A rânula (do latim Rana = rã) é uma tumefacção esferóide de cor rósea-azulada, que corresponde a quisto de localização sublingual, de dimensões variáveis (tamanho de pequena ervilha ou maior); pode estar em relação com obstrução de canal excretor da glândula sublingual ou de glândula mucosa.

O tratamento é cirúrgico electivo.

Mucocele

A mucocele é uma bolsa quística das glândulas salivares, resultante de obliteração do orifício excretor do canal de Wharton. Pode igualmente tratar-se de quisto com muco acumulado por dificuldade de drenagem de glândula mucosa.

Não tem indicação cirúrgica por ser auto-limitado. (Figura 3)

FIGURA 1. Lábio leporino bilateral.

FIGURA 2. Fenda palatina.

FIGURA 3. Mucocele do lábio inferior.

Anquiloglóssia

Esta variante fenotípica consiste no encurtamento exagerado do freio do lábio inferior impedindo a protusão da língua para além do bordo labial. Sob o aspecto estritamente médico não constitui um verdadeiro problema; contudo, origina certo grau de ansiedade na família pelo facto de “poder dificultar a fala”, o que é controverso. Há casos descritos em que foi demonstrada certa dificuldade na amamentação.

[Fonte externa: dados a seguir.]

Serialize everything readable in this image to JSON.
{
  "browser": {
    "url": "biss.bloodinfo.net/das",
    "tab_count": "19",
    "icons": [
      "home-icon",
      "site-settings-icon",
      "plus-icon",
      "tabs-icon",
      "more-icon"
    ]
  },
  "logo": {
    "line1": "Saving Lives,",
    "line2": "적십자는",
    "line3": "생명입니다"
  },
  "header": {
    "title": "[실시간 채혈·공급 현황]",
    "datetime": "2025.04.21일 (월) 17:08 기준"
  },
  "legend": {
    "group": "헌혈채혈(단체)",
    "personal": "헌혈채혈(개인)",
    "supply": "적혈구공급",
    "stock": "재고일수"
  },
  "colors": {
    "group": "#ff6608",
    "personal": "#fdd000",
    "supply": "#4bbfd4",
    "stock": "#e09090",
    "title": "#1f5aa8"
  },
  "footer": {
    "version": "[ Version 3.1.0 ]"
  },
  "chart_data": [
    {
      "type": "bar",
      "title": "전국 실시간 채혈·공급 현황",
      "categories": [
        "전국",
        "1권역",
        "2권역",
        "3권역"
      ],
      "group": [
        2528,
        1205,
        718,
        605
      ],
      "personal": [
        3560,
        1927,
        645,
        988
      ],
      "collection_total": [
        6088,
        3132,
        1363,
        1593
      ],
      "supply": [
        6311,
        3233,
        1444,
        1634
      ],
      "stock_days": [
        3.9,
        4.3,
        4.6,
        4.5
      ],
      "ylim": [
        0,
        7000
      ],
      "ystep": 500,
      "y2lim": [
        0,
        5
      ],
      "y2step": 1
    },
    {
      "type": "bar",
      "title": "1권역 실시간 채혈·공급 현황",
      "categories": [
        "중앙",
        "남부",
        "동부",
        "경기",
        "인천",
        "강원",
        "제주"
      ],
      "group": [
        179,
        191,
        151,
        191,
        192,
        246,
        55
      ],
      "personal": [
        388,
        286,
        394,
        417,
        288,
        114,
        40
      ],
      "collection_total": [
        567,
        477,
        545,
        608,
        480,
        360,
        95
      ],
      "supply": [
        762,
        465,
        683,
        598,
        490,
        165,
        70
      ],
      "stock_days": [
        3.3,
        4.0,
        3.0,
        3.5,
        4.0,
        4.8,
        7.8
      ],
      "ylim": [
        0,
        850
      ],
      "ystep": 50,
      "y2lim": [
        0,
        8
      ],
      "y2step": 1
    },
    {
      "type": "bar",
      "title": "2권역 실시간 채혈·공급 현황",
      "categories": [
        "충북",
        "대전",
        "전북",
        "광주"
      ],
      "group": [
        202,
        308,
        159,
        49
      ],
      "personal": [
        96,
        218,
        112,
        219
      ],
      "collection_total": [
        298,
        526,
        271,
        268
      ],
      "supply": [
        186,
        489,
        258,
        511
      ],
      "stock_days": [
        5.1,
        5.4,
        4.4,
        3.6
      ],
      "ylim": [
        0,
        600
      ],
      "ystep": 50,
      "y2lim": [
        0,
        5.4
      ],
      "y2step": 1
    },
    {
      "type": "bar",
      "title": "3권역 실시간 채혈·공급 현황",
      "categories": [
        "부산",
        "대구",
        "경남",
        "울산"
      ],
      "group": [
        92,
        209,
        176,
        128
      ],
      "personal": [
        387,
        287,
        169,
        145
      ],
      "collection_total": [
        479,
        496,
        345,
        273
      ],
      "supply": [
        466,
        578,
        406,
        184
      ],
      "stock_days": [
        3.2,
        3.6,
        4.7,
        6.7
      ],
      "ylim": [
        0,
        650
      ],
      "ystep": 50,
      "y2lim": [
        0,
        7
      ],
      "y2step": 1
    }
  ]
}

Nos casos em que o esforço de protusão origina aspecto de bifidez intermitente da extremidade da língua (desaparecendo quando a mesma se recolhe dentro da boca), nalguns centros, por razões de psicoterapia anti-ansiedade da criança e família, procede-se à incisão do referido freio.

Inserção baixa do freio labial superior

Nesta variante fenotípica, o freio do lábio superior pode ter base de inserção atingindo o bordo gengival superior, o que leva ao afastamento dos incisivos superiores (diastema). Em geral a situação corrige-se até à erupção da dentição definitiva.

No caso de tal não acontecer, nalguns centros procede-se à incisão do freio, o que contribuirá para diminuir ou corrigir completamente o diastema.

Nota importante: poderá verificar-se tumefacção ou dilatação global da glândula sublingual (a glândula que mais directamente está em relação com a cavidade bucal) resultante de obstrução (recorrente) do canal excretor por cálculo. Esta situação, que é mais frequente na submaxilar e parótida (não em relação directa com a mucosa bucal), poderá estabelecer a indicação de sialografia. Como medida simples, está indicado que a criança chupe pastilhas e faça exercícios de mastigação (obviamente em idades apropriadas) no sentido de estimular o débito da secreção salivar; pode proceder-se a massagem/compressão da glândula e, em caso de infecção, a antibioticoterapia.